Mas ela me faz pensar nas várias “perguntas filosóficas clássicas” que permanecem sem resposta. Será que elas não padecem do mesmo erro?

Por exemplo, aquela santíssima trindade: “o que somos, de onde viemos e para onde vamos?” (nas suas mais variadas proposições). Fora milhões de outros temas. Não preciso aqui perder tempo dando exemplos quando você mesmo (ou mesma, para entrar no clima dessa forçada igualdade de gênero na linguagem) sabe.

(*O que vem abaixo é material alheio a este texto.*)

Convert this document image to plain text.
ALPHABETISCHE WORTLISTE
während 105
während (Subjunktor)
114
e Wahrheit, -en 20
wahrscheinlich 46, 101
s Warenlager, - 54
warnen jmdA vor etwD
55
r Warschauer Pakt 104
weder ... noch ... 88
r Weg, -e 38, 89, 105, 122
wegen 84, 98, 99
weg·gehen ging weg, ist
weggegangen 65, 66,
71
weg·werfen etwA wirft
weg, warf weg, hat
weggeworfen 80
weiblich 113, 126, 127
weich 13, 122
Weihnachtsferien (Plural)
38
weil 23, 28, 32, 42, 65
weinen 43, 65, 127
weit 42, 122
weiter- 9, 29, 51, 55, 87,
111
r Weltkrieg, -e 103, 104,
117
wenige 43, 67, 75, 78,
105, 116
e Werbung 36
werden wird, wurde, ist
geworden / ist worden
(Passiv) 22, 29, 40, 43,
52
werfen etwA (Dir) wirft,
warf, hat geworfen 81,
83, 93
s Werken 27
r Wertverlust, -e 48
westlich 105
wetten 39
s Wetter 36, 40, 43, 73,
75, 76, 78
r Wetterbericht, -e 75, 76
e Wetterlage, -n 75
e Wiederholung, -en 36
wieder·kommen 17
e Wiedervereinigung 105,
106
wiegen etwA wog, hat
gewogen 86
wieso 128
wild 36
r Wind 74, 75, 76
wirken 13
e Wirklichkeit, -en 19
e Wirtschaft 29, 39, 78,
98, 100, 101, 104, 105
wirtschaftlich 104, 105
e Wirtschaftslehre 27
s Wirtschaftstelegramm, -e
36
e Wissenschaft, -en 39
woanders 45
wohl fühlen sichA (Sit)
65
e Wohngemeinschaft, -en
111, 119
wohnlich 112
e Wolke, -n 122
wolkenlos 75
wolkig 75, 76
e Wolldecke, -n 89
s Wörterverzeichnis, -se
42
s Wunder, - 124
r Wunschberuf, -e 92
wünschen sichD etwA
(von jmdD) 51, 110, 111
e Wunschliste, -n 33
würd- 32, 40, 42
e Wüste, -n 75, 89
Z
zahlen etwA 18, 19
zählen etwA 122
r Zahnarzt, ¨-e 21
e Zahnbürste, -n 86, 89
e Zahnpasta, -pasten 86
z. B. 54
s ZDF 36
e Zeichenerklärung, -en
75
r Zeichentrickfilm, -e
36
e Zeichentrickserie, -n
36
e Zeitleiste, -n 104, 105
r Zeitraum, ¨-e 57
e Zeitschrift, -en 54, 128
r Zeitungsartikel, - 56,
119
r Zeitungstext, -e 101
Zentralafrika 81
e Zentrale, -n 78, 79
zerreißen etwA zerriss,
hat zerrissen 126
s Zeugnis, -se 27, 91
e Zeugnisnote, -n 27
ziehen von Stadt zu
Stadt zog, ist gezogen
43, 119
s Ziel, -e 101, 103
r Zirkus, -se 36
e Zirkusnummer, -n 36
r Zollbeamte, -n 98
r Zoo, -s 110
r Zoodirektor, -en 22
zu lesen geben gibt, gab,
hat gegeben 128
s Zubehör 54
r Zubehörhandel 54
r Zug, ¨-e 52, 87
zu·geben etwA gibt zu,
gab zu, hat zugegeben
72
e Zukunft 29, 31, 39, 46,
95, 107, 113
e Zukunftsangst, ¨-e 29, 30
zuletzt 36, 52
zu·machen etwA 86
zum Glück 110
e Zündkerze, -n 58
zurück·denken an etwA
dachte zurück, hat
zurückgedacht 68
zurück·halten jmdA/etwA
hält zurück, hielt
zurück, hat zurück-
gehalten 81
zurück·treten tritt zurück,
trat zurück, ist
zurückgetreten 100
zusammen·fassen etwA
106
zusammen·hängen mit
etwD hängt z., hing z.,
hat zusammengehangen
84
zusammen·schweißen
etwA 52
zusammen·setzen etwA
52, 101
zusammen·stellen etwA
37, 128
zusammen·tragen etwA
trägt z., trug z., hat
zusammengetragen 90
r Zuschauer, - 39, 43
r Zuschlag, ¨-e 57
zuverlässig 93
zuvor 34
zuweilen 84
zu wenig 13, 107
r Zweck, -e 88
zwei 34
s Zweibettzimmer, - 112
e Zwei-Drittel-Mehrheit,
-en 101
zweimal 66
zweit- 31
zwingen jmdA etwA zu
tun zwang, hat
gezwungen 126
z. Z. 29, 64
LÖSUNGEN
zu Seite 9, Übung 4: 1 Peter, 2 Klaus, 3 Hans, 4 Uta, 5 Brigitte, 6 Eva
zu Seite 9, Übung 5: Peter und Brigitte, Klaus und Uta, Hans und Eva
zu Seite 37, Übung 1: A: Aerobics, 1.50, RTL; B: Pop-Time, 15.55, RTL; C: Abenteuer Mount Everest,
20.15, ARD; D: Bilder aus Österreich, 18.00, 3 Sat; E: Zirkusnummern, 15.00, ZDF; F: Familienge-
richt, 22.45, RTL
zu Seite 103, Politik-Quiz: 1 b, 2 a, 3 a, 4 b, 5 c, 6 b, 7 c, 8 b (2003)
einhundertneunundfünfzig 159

Uma imagem muito boa para isso é a da vibração de uma corda. O movimento (harmônico) que ela exibe se tocada não vem do toque, mas de propriedades inerentes à corda. Será que ficamos procurando pelo dedo que toca a corda, ao invés de descobrir quais são as propriedades dela?
Será que durante mais de 3 séculos buscamos em vão respostas para as perguntas que de fato não tem resposta? Mas só porque fizemos perguntas que contém em si a inexistência de resposta. E qual é a pergunta que nos permitirá chegar numa resposta? (já até abandonei o “pergunta certa” agora).

Para terminar numa perturbadora circularidade (ao menos para mim): será que questionar sobre as perguntas que nos fazemos é uma pergunta com resposta?